The lawsuit also said that in order to demonstrate the technology, NuCurrent provided Samsung with two wireless charging coils that perform better than Samsung’s own design.

NuCurrent allowed Samsung engineers to inspect its patented design and further provided Samsung engineers and executives with information on coil design, and why “NuCurrent coils outperform Samsung.”

In the months following the show, Samsung and NuCurrent continued to exchange information. The lawsuit stated: “Under the confidentiality agreement, Samsung began to routinely request NuCurrent to provide its wireless charging expertise and provide new samples.”

In early 2016, Samsung’s chief technology officer even personally visited NuCurrent’s office in Chicago to meet with the company’s representatives.

In the end, NuCurrent began to suspect that Samsung was not interested in closing the deal.

“In the spring of 2016, NuCurrent began to doubt whether this relationship would become a commercial application. NuCurrent has contributed a lot of time and resources to these projects under the confidentiality agreement but has made progress in cooperation with Samsung.
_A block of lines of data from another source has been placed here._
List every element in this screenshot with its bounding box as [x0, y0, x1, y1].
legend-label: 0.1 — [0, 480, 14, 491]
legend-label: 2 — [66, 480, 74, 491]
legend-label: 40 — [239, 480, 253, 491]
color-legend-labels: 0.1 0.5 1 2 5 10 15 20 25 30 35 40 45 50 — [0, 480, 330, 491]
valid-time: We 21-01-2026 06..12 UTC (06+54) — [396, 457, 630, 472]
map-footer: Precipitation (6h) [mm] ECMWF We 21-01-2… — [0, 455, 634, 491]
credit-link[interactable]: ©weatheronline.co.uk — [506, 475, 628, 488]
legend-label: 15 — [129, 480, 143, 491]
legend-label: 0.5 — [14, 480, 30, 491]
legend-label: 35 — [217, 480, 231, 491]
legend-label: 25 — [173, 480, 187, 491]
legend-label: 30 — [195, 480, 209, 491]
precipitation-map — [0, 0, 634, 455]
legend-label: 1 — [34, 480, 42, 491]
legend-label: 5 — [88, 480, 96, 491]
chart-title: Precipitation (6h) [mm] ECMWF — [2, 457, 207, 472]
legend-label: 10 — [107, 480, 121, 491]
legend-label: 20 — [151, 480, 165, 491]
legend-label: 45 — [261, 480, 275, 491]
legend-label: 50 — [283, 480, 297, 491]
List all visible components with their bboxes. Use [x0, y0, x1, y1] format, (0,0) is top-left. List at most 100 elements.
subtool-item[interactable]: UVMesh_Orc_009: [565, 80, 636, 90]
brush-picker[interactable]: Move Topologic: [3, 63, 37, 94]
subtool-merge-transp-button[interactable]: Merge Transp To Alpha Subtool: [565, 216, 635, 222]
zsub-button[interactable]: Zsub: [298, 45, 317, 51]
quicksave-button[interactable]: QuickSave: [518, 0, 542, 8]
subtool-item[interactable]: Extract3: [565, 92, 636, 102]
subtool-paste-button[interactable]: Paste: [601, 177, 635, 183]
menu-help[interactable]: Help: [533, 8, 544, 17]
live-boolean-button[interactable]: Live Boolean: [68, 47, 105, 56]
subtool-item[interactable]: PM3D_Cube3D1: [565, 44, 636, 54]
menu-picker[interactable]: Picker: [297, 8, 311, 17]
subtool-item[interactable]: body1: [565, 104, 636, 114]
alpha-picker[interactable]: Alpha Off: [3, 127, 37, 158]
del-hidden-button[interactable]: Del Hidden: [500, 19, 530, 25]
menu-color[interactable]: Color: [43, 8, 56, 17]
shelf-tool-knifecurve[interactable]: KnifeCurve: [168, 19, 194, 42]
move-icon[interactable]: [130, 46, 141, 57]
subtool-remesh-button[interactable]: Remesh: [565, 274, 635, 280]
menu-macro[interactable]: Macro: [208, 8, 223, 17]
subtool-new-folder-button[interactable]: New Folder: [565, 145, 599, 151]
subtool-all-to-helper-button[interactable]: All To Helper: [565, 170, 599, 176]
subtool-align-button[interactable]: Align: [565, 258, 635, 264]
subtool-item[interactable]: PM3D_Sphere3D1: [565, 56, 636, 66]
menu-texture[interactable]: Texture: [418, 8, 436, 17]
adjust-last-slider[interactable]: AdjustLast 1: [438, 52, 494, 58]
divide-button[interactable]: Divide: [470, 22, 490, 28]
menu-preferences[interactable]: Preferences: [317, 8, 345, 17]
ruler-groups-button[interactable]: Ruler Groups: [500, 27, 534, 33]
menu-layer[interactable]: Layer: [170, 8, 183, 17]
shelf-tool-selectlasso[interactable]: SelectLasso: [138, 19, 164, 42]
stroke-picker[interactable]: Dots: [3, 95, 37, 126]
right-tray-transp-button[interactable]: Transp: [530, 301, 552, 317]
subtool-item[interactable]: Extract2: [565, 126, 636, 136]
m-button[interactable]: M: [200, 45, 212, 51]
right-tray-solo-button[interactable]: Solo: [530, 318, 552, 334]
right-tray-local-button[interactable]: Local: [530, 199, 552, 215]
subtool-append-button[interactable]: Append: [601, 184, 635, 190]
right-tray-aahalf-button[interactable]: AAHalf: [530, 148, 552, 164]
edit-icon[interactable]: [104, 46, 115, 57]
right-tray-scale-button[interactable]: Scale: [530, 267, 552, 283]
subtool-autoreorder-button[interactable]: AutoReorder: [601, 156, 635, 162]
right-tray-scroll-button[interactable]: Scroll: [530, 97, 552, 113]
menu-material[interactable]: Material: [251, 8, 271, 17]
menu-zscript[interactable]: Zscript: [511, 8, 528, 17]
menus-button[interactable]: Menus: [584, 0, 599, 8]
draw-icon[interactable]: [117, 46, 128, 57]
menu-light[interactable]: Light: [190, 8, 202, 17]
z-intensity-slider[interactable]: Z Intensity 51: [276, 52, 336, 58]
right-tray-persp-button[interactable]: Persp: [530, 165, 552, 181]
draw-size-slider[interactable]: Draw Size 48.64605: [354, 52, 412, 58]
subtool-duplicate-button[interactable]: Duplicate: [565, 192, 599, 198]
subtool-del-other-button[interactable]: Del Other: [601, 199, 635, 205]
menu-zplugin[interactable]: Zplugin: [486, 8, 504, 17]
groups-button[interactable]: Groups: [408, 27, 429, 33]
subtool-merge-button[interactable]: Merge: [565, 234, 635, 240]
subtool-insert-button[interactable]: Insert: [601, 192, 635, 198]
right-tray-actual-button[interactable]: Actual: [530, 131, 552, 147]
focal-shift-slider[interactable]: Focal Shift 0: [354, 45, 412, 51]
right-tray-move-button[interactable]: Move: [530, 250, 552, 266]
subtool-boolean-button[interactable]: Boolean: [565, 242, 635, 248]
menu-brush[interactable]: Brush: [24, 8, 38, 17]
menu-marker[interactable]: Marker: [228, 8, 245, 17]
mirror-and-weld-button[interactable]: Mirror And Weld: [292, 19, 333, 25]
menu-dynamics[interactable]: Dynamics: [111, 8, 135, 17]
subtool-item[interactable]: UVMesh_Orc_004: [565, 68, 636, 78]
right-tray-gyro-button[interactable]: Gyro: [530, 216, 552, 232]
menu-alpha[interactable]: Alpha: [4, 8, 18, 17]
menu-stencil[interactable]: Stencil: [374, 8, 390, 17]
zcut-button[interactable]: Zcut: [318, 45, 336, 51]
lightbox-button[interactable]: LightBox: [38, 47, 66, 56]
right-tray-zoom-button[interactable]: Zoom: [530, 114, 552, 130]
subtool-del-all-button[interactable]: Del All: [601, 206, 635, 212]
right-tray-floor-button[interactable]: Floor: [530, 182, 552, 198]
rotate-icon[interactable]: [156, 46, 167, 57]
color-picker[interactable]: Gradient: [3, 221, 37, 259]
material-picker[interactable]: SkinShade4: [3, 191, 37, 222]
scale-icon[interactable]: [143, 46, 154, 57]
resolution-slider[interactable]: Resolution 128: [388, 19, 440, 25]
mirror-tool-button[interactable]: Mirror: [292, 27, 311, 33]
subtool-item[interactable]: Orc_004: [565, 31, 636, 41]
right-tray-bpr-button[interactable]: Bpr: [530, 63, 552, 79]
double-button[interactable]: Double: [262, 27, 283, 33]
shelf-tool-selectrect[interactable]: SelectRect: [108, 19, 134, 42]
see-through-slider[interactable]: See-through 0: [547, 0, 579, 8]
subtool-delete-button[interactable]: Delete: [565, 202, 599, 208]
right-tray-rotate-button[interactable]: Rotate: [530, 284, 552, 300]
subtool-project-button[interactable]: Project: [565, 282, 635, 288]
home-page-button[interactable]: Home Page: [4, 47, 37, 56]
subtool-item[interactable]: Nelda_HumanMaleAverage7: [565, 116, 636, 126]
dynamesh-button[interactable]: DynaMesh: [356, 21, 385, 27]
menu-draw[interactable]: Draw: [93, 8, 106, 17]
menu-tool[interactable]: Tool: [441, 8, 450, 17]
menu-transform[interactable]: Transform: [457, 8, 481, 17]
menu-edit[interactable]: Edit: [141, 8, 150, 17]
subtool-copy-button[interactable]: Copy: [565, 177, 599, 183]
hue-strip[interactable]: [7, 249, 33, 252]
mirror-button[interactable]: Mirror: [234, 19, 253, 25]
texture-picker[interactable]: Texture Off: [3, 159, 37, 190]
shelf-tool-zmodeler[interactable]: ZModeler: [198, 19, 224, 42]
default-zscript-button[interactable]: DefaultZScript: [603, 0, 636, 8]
May 2016 NuCurrent was invited to speak at a conference held by Samsung at Mountain View, California, but NuCurrent was frustrated because of Samsung’s lack of commitment and investment in the project. NuCurrent reminded Samsung that the two companies had not made any commercial progress.”

In short, NuCurrent believes that Samsung is only pretending to be interested in their technology, but it is actually just to steal the company’s intellectual property. NuCurrent requested the court to prohibit the sale of Galaxy S7 and S8, and asked Samsung to make compensation and pay legal fees.

Samsung has been known for stealing technologies and was sued for it as well. It could be that Samsung discovered the new coils by themselves with their R&D. Samsung is yet to comment on this whole fiasco.